If we start applying sexual politics to ballet, we might not be left with much to enjoy
“The misogyny here is beyond textbook,” Claudia La Rocco claimed earlier this month in the New York Times about John Neumeier’s 1978 Lady of the Camellias, then being performed by American Ballet Theatre during its current season at the Metropolitan Opera. La Rocco echoed sentiments expressed by Alastair Macaulay in the Times a year ago about the same ballet when ABT first took it into its repertory. Both critics’ objections inevitably refer back to larger questions of whether the art form of ballet is innately discriminatory and archaic, and by extension beyond redemption or relevance. But specifically applied to this particular ballet as well as to the larger assumptions on which ballet is based, their arguments raised more questions than they answered.
La Rocco didn’t like the way that in Neumeier’s ballet, the 19th-century courtesan heroine Marguerite Gauthier imagines a parallel between her fate—renouncing her bourgeois lover on his father’s insistence and dying young of tuberculosis—and that of 18th-century fictional heroine Manon Lescaut, whose rise and fall via sexual commodification Marguerite sees performed in a theatrical entertainment. But the idea that Neumeier’s inclusion of these two “kept women” in his ballet indicates misogyny on his or the ballet’s part is quite a stretch. La Rocco’s remarks seemed to me an example of the common extrapolative and evaluative fallacy whereby any artistic representation that does not show women—or members of other “minority” or oppressed groups—in a state of victoriously self-actualized agency is automatically an endorsement of repressive societal structures to which women are or have been subjected.
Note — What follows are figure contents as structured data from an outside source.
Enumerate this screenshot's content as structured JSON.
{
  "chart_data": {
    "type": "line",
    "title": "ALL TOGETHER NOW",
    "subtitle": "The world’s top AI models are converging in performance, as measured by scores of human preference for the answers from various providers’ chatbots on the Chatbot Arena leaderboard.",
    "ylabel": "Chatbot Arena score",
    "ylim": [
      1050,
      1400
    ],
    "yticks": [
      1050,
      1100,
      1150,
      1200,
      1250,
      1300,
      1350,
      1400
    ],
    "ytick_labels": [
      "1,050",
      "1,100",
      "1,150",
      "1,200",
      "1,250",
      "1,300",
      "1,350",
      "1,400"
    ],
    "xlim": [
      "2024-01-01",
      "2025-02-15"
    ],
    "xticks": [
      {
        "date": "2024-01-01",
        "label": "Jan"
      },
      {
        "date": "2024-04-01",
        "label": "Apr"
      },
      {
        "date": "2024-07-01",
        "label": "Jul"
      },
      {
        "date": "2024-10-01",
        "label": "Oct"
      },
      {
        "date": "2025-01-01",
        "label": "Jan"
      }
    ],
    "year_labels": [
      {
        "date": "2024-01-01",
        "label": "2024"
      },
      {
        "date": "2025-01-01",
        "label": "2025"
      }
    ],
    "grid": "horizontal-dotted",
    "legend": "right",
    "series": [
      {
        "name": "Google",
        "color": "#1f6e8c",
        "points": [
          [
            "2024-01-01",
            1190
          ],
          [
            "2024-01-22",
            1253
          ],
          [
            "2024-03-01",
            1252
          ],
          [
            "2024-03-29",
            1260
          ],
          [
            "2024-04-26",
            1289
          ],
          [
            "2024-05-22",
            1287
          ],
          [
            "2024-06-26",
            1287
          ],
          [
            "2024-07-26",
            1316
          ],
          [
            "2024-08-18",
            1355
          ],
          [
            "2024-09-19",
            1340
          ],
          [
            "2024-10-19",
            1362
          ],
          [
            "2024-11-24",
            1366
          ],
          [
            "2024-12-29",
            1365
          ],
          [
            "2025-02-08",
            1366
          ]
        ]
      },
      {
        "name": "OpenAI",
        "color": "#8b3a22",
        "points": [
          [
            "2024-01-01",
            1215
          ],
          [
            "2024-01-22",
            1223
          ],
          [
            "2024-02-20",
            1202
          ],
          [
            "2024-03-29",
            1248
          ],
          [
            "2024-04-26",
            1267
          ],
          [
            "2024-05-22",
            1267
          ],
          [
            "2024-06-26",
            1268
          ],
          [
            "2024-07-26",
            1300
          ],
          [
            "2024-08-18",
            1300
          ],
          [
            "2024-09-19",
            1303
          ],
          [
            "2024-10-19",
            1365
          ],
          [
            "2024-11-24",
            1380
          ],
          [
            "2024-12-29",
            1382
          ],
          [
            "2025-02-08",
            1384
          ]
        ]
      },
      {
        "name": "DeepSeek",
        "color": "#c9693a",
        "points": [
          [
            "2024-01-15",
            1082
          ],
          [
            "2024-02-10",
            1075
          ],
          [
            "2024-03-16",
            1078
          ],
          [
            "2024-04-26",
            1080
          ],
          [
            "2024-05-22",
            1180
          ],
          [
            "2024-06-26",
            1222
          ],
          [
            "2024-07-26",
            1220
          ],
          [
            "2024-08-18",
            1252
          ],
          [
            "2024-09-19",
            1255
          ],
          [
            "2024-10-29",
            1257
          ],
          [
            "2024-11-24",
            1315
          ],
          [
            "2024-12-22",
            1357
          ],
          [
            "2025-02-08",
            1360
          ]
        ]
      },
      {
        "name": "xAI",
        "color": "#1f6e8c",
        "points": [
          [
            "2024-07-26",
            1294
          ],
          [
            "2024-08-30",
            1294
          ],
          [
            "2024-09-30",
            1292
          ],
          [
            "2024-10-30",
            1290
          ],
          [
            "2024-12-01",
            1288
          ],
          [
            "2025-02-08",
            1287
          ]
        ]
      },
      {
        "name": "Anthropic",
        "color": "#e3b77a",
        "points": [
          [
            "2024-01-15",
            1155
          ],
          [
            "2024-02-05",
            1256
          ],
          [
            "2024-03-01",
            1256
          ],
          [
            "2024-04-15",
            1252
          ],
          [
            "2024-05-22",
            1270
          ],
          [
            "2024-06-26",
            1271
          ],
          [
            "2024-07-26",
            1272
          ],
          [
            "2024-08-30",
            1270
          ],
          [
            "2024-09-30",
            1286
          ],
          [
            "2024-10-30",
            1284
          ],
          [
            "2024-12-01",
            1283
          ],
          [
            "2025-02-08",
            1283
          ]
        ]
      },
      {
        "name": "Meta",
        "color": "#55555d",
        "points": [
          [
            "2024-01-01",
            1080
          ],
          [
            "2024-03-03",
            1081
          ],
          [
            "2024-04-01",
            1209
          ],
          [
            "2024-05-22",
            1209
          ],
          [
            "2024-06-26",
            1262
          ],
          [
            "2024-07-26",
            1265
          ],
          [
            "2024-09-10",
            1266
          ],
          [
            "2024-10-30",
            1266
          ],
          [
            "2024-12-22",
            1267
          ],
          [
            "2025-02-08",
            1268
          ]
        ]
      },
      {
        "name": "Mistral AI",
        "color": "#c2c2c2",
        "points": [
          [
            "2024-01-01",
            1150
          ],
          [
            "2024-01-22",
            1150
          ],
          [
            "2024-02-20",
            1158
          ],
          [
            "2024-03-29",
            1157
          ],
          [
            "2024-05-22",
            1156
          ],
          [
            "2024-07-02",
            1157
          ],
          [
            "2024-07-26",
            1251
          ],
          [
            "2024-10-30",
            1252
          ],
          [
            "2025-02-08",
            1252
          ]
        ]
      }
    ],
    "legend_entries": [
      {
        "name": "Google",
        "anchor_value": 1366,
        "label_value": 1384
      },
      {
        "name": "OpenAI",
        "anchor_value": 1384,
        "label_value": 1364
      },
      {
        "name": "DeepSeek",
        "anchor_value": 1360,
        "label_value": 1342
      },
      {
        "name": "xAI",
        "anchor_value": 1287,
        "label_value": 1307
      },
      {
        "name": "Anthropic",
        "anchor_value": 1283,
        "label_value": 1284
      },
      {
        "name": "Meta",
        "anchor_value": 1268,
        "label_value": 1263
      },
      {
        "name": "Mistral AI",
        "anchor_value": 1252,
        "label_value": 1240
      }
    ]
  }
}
Lady of the Camellias is based on an 1848 novel by Alexandre Dumas fils that he later dramatized (and is the basis of Verdi’s opera La Traviata), which conformed to the perhaps overriding subject of 19th-century Western literature: Women’s attempt to cope, accommodate and rebel against a rigid official morality that divided them into good or bad. Fictional and theatrical representations often found these women destroyed by their attempts to defy convention. But authors, no more than choreographer Neumeier himself, were certainly not necessarily saying that the way it often was is the way it should be or must be.
Both Times writers objected to the profusion of very complicated lifts in Neumier’s Camellias. Macaulay suggested that the act of balletic lifting was innately reactionary because it reinforces traditional sex-differentiation, meaning the woman’s lightness and the man’s strength. Here I had a mixed response. Yes, Neumeier’s lifts are very convoluted and look precarious, perhaps gratuitously so, although they are undoubtedly spectacular flights of kinetic rhetoric (very well performed by Julie Kent and Roberto Bolle at the Camellias I saw last week). Yes, it might be nice to see less emphasis on lifts in contemporary ballet, where they actually tend to be more violently disjointed than anything in Neumeier’s ballet. Maybe women then wouldn’t have to be so thin and men’s backs and knees wouldn’t get blown out so quickly. But there is too much interdependency in the act of ballet lifting to support a clear-cut reading of its semiotics or sexual politics. The woman actually supplies as much aerobic heft as the man. Indeed, there are many ways that ballet celebrates a reciprocal exchange of attributes between the sexes. In ballet, both men and women often magnetize toward an ambiguous space at the center of the continuum. For ballet to work, a man’s manner must be to some degree soft and graceful, while women must utilize and, again to some degree, overtly exhibit core strength and muscular capacity.
In case you find yourself losing sleep about these things—and just as much if you don’t—it would be advisable to see the Royal Danish Ballet, which makes its first Manhattan visit June 14 since 1988. Over the past decade I’ve been seeing and enjoying them in small touring detachments in Newark and Jacob’s Pillow, and in a preview the company gave of its New York repertory at the Guggenheim Museum last March. They are doing some new work here, but RDB’s canonical repertory remains the 19th-century ballets of August Bournonville. Lifts were a lot simpler back then: Bournonville’s ballets don’t emphasize supported partnering work. We don’t see women perched on men’s shoulders or held high above their heads. Men and woman dance alongside each other, in tandem or in mirrored echoing. The technique of partnering is just one of many ways that ballet in Denmark is different than anywhere else, and why it’s always so interesting to see the Danes perform.